The explosive growth in mobile devices means credit unions must adapt to changes in how members obtain financial services.
“We’re talking about those people who don't need branches,” says Tim Harrington, president of TEAM Resources. “We may want branches, we may like branches, but the fact is we don't need branches except for a very few things.”
Branches won’t necessarily disappear, Harrington says. They’ll just operate differently and have a different feel.
One way branches may evolve, Harrington says, is by offering nonbanking-related products that could potentially drive consumers to the physical locations.
Capital One 360, for example, has opened coffee shops that double as bank service centers throughout the U.S. Each barista can switch hats and serve up financial guidance in addition to java.
“If you spend time in their branch, chances are you're going to talk to a customer services representative and you're going to learn about their products and services,” Harrington says.
Financial institutions also are creating micro-branches that keep services simple, and boutique branches that feel more like Apple stores, Harrington says.
While these methods are still largely untested, they demonstrate how financial institutions have acknowledged the evolution of the branch, and are testing ways to adapt, he adds.

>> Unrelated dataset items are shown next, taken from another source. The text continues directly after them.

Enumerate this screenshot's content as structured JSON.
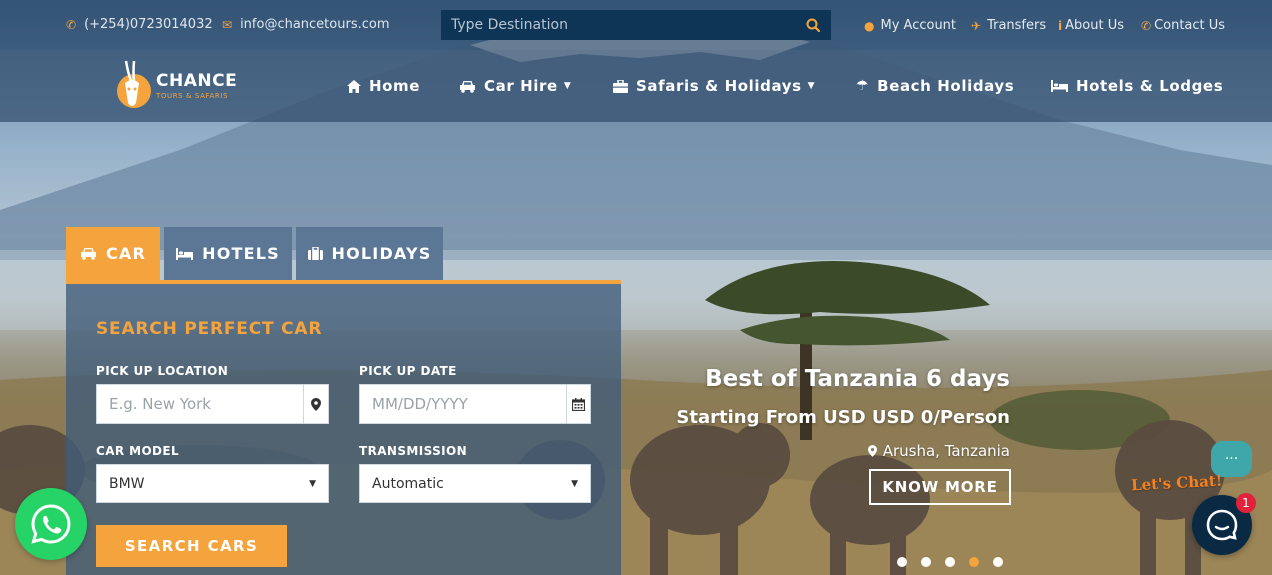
{
  "topbar": {
    "phone": "(+254)0723014032",
    "email": "info@chancetours.com",
    "search_placeholder": "Type Destination",
    "links": [
      {
        "label": "My Account",
        "icon": "user-icon"
      },
      {
        "label": "Transfers",
        "icon": "plane-icon"
      },
      {
        "label": "About Us",
        "icon": "info-icon"
      },
      {
        "label": "Contact Us",
        "icon": "phone-icon"
      }
    ]
  },
  "logo": {
    "name": "CHANCE",
    "tagline": "TOURS & SAFARIS"
  },
  "nav": {
    "items": [
      {
        "label": "Home",
        "icon": "home-icon",
        "dropdown": false
      },
      {
        "label": "Car Hire",
        "icon": "car-icon",
        "dropdown": true
      },
      {
        "label": "Safaris & Holidays",
        "icon": "briefcase-icon",
        "dropdown": true
      },
      {
        "label": "Beach Holidays",
        "icon": "umbrella-icon",
        "dropdown": false
      },
      {
        "label": "Hotels & Lodges",
        "icon": "bed-icon",
        "dropdown": false
      }
    ]
  },
  "search_panel": {
    "tabs": [
      {
        "label": "CAR",
        "icon": "car-icon",
        "active": true
      },
      {
        "label": "HOTELS",
        "icon": "bed-icon",
        "active": false
      },
      {
        "label": "HOLIDAYS",
        "icon": "suitcase-icon",
        "active": false
      }
    ],
    "title": "SEARCH PERFECT CAR",
    "pickup_location_label": "PICK UP LOCATION",
    "pickup_location_placeholder": "E.g. New York",
    "pickup_date_label": "PICK UP DATE",
    "pickup_date_placeholder": "MM/DD/YYYY",
    "car_model_label": "CAR MODEL",
    "car_model_value": "BMW",
    "transmission_label": "TRANSMISSION",
    "transmission_value": "Automatic",
    "submit_label": "SEARCH CARS"
  },
  "hero": {
    "title": "Best of Tanzania 6 days",
    "subtitle": "Starting From USD USD 0/Person",
    "location": "Arusha, Tanzania",
    "cta_label": "KNOW MORE",
    "slide_count": 5,
    "active_slide": 4
  },
  "widgets": {
    "chat_label": "Let's Chat!",
    "chat_badge_count": "1",
    "chat_bubble_text": "···"
  },
  "colors": {
    "accent": "#f5a33c",
    "topbar": "#1c3a5c",
    "search_bg": "#0f3556",
    "whatsapp": "#25d366",
    "chat_launcher": "#0a2a44",
    "badge": "#e0223a"
  }
}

Further, even if the methods prove successful, most financial services will continue to be driven by mobile technology, which will still limit a credit union's ability to sell products through its physical branches.
So how can credit unions sell products to members they rarely or never see? By building relationships with them and maximizing time with members whenever and wherever there’s contact—online, via social media, on the phone, and the occasional in-person opportunity, Harrington says.
"Physical branch locations will still be important to attracting people and handling complex transactions," Harrington said. "But it's going to change."
Harrington addressed the America’s Credit Union Conference in San Francisco.